Open banking promises to forge new financial ecosystems as data is shared among banks, corporates and consumers.
Easier said than done. Banks must be on board. Corporates must be on board. And the technological underpinnings must be in place to connect and transmit information in the first place.
Ximena Aleman, co-founder and co-CEO of Uruguayan FinTech Prometeo, told Karen Webster that modernizing Latin America’s financial services industry rests with offering a single point of data access, a single application programming interface — and by “pushing” some use cases before others. In doing so, she said, Prometeo is unifying far-flung markets, acting as a tech enabler for financial companies.
“What we’re providing is versatile, comprehensive infrastructure that our customers can use in multiple countries at the same time,” said Aleman.
In 2018, after helming two startups and launching Prometeo, “We understood very early on that this infrastructure was quite necessary, especially if we wanted to have better financial services in Latin America,” she told Webster, cautioning that “we didn’t want to be a Plaid copycat.”
Prometeo provides an interoperable open banking platform single API to connect corporates to banks in Latin America, operating an access point to information and data sharing so that payments become experiences, embedded in new services.

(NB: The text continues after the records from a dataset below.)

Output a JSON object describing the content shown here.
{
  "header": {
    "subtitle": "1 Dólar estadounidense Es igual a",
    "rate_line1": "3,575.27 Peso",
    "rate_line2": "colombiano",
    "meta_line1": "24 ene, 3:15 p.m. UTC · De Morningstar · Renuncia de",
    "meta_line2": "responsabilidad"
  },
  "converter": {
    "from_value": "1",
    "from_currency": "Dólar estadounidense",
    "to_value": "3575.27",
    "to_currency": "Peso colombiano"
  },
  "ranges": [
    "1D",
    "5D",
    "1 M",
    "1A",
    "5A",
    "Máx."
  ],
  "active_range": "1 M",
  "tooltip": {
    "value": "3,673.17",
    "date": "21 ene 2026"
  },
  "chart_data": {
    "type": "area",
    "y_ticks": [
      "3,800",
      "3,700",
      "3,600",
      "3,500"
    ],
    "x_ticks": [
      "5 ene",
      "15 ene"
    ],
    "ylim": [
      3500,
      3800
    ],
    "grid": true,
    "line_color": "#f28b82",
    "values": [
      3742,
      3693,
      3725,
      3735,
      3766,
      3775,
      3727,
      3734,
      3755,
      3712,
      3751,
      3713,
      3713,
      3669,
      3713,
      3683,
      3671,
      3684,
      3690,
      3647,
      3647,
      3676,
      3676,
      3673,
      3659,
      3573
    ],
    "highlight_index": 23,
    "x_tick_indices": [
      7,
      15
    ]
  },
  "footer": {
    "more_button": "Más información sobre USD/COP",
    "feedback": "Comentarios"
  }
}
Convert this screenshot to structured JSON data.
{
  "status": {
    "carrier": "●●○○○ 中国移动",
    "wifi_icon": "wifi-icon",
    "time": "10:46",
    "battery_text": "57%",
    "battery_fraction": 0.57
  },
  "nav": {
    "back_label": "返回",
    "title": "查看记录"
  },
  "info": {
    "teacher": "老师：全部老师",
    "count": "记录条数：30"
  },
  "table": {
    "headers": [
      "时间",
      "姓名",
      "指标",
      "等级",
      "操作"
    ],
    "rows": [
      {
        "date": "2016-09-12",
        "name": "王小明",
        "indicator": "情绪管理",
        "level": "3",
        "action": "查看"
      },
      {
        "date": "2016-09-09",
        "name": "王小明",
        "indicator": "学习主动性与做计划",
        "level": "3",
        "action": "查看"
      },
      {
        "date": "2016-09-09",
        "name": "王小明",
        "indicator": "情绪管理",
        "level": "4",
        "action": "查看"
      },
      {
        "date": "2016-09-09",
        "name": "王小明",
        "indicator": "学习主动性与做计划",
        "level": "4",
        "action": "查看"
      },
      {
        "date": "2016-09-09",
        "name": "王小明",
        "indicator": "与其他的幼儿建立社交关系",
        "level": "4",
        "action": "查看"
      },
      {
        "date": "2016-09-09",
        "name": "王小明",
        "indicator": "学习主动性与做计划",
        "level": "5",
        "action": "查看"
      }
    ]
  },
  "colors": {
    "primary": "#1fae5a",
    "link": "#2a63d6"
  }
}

For the banks, the impetus to offer that connectivity is critical. If they don’t, corporates will seek out a financial institution that does. The corporate that has API access in Brazil, eyeing new markets in Mexico, may find that offering the same services in the latter country is a no-go because the infrastructure isn’t there. The platform, APIs and linkups with banks level the playing field across markets, Aleman said.
Back in 2018, key questions remained, she said. Banks and FinTechs needed better infrastructure, but what would they do with that infrastructure? The initial feedback from Prometeo’s customers was that open APIs would be most immediately useful, especially with FinTech early adopters in account verification.
“We were also one of the first companies to push account-to-account [payments] in Latin America for several countries at the same time,” she said.
Today, the company enables payments and information flows across 283 FIs and 368 APIs in 10 countries in the region.
“What we’re seeing right now is a lot of demand from corporates, asking for FIs to provide API services,” she said.
Account verification continues to be a use case with strong demand and creates efficiencies for corporates as they onboard new customers. Bank account aggregation with real-time data is growing too, Aleman said. Prometeo also offers a solution for its customers to embed — similar to what’s been seen with Pix in Brazil — so they can receive and pay bank payments.
The company announced earlier this month that it received $13 million in Series A funding from Antler Elevate with participation from new investors PayPal Ventures and Samsung Next. The company will expand its payment infrastructure in markets that are already key, such as Mexico and Brazil, and onboard more customers for cross-border payments from beyond Latin America’s borders, such as the United States.
Companies “are trying to land and to plug into the banking infrastructure in Latin America,” she said, adding that “what we’re changing is the experience people have with money — and how they’re using money.”